MUHAMMADIYAH.OR.ID, YOGAYKARTA— Dunia manusia ter-shifting, yang awal relasi atau hubungan antara mereka dilakukan secara nyata kini dilakukan melalui dunia maya atau digital. Menurut Tri Hastuti, Sekretaris PP ‘Aisyiyah perubahan ini juga diikuti jenis maupun metode kekerasan berbasis gender.
Kekerasan Gender Berbasis Online (KGBO), kata Tri Hastuti adalah kekerasan yang dilakukan melalui online berbasis gender. Tidak bisa dipungkiri, motif kekerasan yang dilakukan oleh seseorang terhadap yang lain ada yang berangkat dari perbedaan jenis kelamin. Motif kekerasan tersebut kemudian diperantarai oleh media online atau digital.
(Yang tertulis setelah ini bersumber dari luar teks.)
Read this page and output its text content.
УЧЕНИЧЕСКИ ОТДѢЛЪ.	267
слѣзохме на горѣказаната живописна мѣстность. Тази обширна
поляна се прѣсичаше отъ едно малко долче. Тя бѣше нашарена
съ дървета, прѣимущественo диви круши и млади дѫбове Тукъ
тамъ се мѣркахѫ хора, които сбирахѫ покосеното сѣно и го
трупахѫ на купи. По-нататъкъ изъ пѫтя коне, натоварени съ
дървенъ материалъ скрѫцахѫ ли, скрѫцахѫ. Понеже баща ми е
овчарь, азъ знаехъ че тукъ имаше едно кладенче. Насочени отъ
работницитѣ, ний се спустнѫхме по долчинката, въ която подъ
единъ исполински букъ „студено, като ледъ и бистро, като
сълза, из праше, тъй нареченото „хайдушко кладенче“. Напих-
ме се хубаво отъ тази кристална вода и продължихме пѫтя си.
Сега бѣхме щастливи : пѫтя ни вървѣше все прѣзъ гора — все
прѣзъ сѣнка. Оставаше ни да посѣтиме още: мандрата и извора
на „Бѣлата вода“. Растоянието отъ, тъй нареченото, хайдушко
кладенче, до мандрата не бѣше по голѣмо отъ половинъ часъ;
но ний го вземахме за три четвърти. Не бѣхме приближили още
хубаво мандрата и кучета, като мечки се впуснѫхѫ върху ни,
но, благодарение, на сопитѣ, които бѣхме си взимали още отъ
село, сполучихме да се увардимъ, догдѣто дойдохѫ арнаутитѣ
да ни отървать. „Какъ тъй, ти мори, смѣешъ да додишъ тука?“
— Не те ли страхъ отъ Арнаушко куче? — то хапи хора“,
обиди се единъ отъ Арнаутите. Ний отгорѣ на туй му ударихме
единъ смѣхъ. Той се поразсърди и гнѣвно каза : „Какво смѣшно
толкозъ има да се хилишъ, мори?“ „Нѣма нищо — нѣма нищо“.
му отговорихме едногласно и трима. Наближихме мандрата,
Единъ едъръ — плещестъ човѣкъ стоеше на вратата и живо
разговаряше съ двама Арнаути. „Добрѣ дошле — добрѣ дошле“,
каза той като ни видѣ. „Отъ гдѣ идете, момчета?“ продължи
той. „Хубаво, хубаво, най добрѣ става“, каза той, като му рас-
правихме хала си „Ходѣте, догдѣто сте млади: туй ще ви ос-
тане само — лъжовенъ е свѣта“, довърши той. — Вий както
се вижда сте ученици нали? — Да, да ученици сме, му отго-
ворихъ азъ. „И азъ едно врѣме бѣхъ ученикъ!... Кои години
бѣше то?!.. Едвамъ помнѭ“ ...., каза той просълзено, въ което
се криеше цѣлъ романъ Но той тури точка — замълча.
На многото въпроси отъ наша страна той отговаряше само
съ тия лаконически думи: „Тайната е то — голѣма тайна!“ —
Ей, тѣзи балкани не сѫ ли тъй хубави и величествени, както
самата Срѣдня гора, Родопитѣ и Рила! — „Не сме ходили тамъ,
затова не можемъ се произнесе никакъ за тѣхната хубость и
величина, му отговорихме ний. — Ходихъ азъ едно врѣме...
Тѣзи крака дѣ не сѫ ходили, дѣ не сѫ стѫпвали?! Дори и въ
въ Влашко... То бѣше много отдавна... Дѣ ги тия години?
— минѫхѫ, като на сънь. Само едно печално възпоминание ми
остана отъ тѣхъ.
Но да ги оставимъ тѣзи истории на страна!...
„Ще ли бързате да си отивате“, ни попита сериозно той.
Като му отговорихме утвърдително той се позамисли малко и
“Kekerasan itu memang disengaja karena jenis kelaminnya, kemudian diperantarai oleh online. Karena kita memang sekarang hidup dalam era digital yang semua serba online,” kata Tri Hastuti pada (8/3) dalam acara Bicara yang diadakan oleh PP ‘Aisyiyah
Konteks kedua terjadinya KGBO adalah terkait dengan adanya pandemic covid-19. Dibatasinya mobilitas bertemu antar orang secara langsung, menjadikan media online sebagai medium interaksi. Medium ini yang kemudian dijadikan sebagai tempat untuk melakukan tindak kekerasan berbasis gender.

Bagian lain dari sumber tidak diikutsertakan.